Zeta potential by LDv can only be measured on cells in suspension, so we designed and fabricated a novel lab-on-a-chip (LOC) device to monitor streaming potential parallel to the surface of confluent cell layers. Streaming potential measured on brain endothelial cell monolayers in the LOC device were recorded and verified by comparing to zeta potential results measured by LDv and model simulations. Changes in the negative surface charge of the BBB model by neuraminidase (cleaving negatively charged sialic acid residues from the glycocalyx) or lidocaine (interacts with lipid membranes) could be measured by both the LOC device and LDv.

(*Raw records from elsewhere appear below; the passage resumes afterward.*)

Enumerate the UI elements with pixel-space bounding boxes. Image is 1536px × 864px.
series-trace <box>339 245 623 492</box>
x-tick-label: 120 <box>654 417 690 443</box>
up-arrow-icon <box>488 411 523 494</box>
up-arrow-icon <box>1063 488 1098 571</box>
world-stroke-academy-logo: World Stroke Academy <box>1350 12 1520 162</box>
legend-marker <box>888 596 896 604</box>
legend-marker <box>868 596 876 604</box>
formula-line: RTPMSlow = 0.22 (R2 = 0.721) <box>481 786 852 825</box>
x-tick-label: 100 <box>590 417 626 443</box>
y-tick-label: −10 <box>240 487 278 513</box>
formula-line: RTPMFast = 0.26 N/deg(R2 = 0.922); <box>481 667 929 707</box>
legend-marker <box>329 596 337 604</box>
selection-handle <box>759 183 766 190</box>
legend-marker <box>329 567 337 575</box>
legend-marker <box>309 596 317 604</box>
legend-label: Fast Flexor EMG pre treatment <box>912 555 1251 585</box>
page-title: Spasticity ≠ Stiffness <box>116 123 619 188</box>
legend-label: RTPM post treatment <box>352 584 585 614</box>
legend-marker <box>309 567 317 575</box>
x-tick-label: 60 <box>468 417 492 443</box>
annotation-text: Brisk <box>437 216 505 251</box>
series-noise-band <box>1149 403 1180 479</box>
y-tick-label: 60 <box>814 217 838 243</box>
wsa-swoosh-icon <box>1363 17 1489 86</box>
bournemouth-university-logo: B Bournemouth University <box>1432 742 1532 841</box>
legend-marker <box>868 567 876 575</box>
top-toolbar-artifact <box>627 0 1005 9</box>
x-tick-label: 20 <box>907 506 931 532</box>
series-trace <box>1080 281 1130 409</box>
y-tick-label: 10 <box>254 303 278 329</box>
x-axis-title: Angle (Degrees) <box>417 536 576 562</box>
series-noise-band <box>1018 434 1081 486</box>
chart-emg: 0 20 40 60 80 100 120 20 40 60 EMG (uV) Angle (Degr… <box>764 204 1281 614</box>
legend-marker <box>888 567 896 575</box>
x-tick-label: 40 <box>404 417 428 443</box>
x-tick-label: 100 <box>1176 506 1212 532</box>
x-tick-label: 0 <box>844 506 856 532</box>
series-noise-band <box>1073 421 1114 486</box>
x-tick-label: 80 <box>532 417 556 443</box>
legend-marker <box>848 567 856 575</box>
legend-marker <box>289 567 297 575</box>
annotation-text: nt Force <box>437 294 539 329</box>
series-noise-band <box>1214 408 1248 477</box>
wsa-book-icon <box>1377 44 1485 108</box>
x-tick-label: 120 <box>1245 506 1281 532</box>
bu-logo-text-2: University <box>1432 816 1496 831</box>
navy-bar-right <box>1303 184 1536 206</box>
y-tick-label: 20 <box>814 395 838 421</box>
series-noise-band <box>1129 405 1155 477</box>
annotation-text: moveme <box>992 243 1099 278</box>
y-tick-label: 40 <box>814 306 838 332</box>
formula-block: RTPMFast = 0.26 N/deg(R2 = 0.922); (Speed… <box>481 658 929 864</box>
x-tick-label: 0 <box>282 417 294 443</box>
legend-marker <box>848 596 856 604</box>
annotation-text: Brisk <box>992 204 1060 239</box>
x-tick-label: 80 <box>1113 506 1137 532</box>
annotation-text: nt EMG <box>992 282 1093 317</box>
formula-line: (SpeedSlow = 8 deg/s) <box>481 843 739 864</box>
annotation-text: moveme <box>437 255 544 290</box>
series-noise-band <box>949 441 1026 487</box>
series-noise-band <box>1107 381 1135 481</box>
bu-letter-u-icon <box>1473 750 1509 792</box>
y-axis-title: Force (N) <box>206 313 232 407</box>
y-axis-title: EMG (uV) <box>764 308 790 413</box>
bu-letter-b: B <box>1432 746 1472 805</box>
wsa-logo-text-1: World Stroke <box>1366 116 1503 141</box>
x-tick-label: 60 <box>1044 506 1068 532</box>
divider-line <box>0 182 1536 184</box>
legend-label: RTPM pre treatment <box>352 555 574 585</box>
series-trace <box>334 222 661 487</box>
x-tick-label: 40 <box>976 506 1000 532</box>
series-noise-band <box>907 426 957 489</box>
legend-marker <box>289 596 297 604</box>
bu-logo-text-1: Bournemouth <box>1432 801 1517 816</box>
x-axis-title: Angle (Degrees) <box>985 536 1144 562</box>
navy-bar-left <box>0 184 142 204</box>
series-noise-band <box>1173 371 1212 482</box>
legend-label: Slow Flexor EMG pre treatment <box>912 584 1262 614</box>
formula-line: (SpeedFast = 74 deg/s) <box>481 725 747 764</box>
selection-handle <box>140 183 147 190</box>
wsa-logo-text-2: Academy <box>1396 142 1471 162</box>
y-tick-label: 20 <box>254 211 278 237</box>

Lidocaine, a cationic and lipophilic anesthetic and antiarrhythmic drug turned more positive the negative zeta potential of brain endothelial cells. It also decreased the flux of a cationic lipophilic molecule (rhodamine 123) across the BBB model without changing the penetration of hydrophilic neutral or negatively charged markers. Neuraminidase and the cationic lipid TMA-DPH, which elevated the surface charge, increased the uptake of vesicular nanoparticles targeted by alanine and glutathione in brain endothelial cells.
In conclusion, the negative surface charge of brain endothelial cells is a fundamental BBB property. It is important in the transfer of charged molecules and the uptake mechanism of charged nanoparticles and can be modulated by modification of plasma membrane lipid composition or the glycocalyx.